Never smile at a crocodile.
No you can’t get friendly with a crocodile.
Don’t be taken in by its welcome grin –
It’s imagining the way you’d fit within its skin…

I’m not kidding. That song keeps me out of so much trouble.

If you spend time and money on things that don’t work for other people LIKE YOU, you take time away from working on things that DO work for other people like you… and that feasibly STAND A CHANCE of working for your business, too.

So unless you have masses of organic traffic and/or a giant ad budget to drive lead gen:

❌ Do not write an ebook and put it on your ghost-town website behind a two-field form. It will not help you grow your list.

✅ Do write an ebook and charge for it, then put new customers into your email upgrader flows. It will help you fill your list with paying customers.

❌ Do not spend your profits before you even make them so billionaires and a bunch of sh*tty media buying / ad agencies can pretend to be busy doing anything other than plainly burning your money. It will not help you grow your list with actual leads who want to hear from you.

✅ Make a list of brands that have the audience you want, and instead of spending 100+ hrs writing an ebook or $10,000+ on ads… create a high-value content asset for them to share with their audience, pitch them it’s your freaking job (it is)… and then be sure to drive people from their list to YOUR lead-gen page and onto YOUR list (where you have double opt-in set up).
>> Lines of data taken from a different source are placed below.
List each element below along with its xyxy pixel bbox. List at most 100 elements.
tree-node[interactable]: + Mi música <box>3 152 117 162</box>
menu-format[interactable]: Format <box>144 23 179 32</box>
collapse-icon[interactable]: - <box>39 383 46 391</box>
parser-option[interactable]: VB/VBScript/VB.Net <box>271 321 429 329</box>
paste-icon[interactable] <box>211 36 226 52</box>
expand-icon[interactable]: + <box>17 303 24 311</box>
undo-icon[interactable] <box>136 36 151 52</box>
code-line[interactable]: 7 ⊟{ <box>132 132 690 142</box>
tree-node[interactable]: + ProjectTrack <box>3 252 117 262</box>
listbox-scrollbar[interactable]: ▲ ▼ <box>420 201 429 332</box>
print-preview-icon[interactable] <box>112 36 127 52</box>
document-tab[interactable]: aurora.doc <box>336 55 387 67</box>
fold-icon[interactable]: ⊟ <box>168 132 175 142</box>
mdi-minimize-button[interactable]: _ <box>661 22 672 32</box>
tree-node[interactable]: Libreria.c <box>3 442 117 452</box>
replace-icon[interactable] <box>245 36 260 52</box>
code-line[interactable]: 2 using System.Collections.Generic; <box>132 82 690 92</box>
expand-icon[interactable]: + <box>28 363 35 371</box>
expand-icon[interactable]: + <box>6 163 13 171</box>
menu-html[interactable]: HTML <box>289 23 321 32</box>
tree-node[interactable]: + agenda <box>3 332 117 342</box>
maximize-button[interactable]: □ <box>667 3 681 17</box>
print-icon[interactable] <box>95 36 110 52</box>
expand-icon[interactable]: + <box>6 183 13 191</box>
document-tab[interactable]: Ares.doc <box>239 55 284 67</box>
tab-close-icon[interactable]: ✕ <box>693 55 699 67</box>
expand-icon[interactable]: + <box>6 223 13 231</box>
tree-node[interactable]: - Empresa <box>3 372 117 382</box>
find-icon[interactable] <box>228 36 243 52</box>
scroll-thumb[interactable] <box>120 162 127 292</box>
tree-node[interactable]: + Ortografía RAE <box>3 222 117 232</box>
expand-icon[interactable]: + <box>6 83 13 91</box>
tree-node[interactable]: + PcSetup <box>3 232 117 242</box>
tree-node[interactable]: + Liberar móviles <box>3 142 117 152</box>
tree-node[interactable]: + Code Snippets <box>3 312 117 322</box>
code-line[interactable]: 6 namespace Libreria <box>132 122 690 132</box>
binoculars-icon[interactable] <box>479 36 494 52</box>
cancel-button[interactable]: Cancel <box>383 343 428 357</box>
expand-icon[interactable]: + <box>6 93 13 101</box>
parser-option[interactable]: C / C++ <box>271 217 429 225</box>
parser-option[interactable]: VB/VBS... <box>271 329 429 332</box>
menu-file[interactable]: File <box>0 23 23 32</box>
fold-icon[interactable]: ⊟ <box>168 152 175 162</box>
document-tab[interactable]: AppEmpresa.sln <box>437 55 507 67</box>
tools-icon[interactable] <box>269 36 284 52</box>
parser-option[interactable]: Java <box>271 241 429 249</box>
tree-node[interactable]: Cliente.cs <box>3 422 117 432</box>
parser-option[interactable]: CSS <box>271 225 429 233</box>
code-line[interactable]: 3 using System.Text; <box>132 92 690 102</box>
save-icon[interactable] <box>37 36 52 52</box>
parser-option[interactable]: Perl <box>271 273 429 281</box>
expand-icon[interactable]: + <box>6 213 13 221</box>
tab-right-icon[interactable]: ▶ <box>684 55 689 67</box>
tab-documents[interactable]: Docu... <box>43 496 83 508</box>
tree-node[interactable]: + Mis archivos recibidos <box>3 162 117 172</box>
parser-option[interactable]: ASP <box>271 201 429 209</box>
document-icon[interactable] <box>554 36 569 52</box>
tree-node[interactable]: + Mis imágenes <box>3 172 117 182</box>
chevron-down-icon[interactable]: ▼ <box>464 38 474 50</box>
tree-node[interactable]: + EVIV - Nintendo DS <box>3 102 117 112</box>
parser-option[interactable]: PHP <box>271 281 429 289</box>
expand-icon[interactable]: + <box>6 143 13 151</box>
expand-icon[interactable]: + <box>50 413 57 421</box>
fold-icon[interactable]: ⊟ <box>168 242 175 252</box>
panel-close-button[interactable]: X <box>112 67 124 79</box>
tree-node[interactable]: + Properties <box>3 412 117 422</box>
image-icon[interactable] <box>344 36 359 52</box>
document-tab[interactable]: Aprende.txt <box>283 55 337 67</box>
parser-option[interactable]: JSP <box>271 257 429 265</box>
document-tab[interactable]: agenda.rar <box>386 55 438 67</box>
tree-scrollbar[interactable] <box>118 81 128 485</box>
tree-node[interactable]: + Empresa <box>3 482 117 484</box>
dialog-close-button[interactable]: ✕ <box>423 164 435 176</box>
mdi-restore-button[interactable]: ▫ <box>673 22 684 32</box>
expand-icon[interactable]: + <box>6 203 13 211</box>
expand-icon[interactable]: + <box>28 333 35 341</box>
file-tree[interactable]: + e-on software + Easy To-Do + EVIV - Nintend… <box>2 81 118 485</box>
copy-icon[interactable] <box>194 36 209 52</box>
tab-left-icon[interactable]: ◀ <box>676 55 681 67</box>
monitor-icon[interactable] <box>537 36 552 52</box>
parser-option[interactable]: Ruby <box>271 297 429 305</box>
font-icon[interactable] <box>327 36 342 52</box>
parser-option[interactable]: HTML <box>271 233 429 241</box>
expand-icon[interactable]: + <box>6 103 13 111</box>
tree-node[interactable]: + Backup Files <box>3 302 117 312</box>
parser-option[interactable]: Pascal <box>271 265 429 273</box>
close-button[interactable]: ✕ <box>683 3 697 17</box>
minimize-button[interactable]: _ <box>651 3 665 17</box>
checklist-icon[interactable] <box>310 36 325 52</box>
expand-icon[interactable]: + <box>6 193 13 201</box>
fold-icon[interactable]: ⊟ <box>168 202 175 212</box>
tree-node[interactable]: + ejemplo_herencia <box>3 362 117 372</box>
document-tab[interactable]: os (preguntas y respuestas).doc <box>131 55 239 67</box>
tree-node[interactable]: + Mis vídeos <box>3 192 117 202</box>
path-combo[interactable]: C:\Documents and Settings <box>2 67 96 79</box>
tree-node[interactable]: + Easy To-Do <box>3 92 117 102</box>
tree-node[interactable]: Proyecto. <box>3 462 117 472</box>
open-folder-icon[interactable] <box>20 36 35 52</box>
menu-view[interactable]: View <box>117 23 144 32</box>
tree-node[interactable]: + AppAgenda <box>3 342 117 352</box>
It will be the #1 driver, by a landslide, of list growth for you.

❌ Do not put a crappy opt-in pop-up on your site. (Crappy is subjective. You may think the one on our site right now is crappy.) It will not help you grow your list significantly.

✅ Capture leads by blanketing your site with smart pop ups (or overlays or slide ins or embeds). The smarter the lead-cap tool, the more it will help grow your list.

And keep in mind…

I say this all as someone who has never had the kind of business you raise money for and, as such, has scratched, pitched, wept, celebrated and scrimped to get every copper penny that’s run through QBO over the last 12 years. I hate wasting resources. And I love emailing to grow businesses.

If you’ve raised a lot of money, ignore me.

If your reaction to hearing that CAC or CPA is $220 is NOT omg we could literally pay 2 salespeople to acquire customers more affordably and reliably, ignore me.

If you think wasting resources is a natural action on the path to business profitability, ignore me.

If you hate emailing to grow your business, ignore me.

Otherwise, happy list growth.

~jo 🙂

PS: We’ve switched from Bounce Exchange (years ago) to ConvertFlow. It’s self-serve and it integrates nicely with ActiveCampaign, which we use and love.

PPS: More than anything out there, THE WAY TO GROW YOUR LIST is to borrow someone else’s. And THE WAY to get someone with a healthy list to promote you is to be publicly great at what you do. You don’t have to be a genius or uber-nerd (although that’s great if you can bring that, too). Just bring you into the world… and repeat.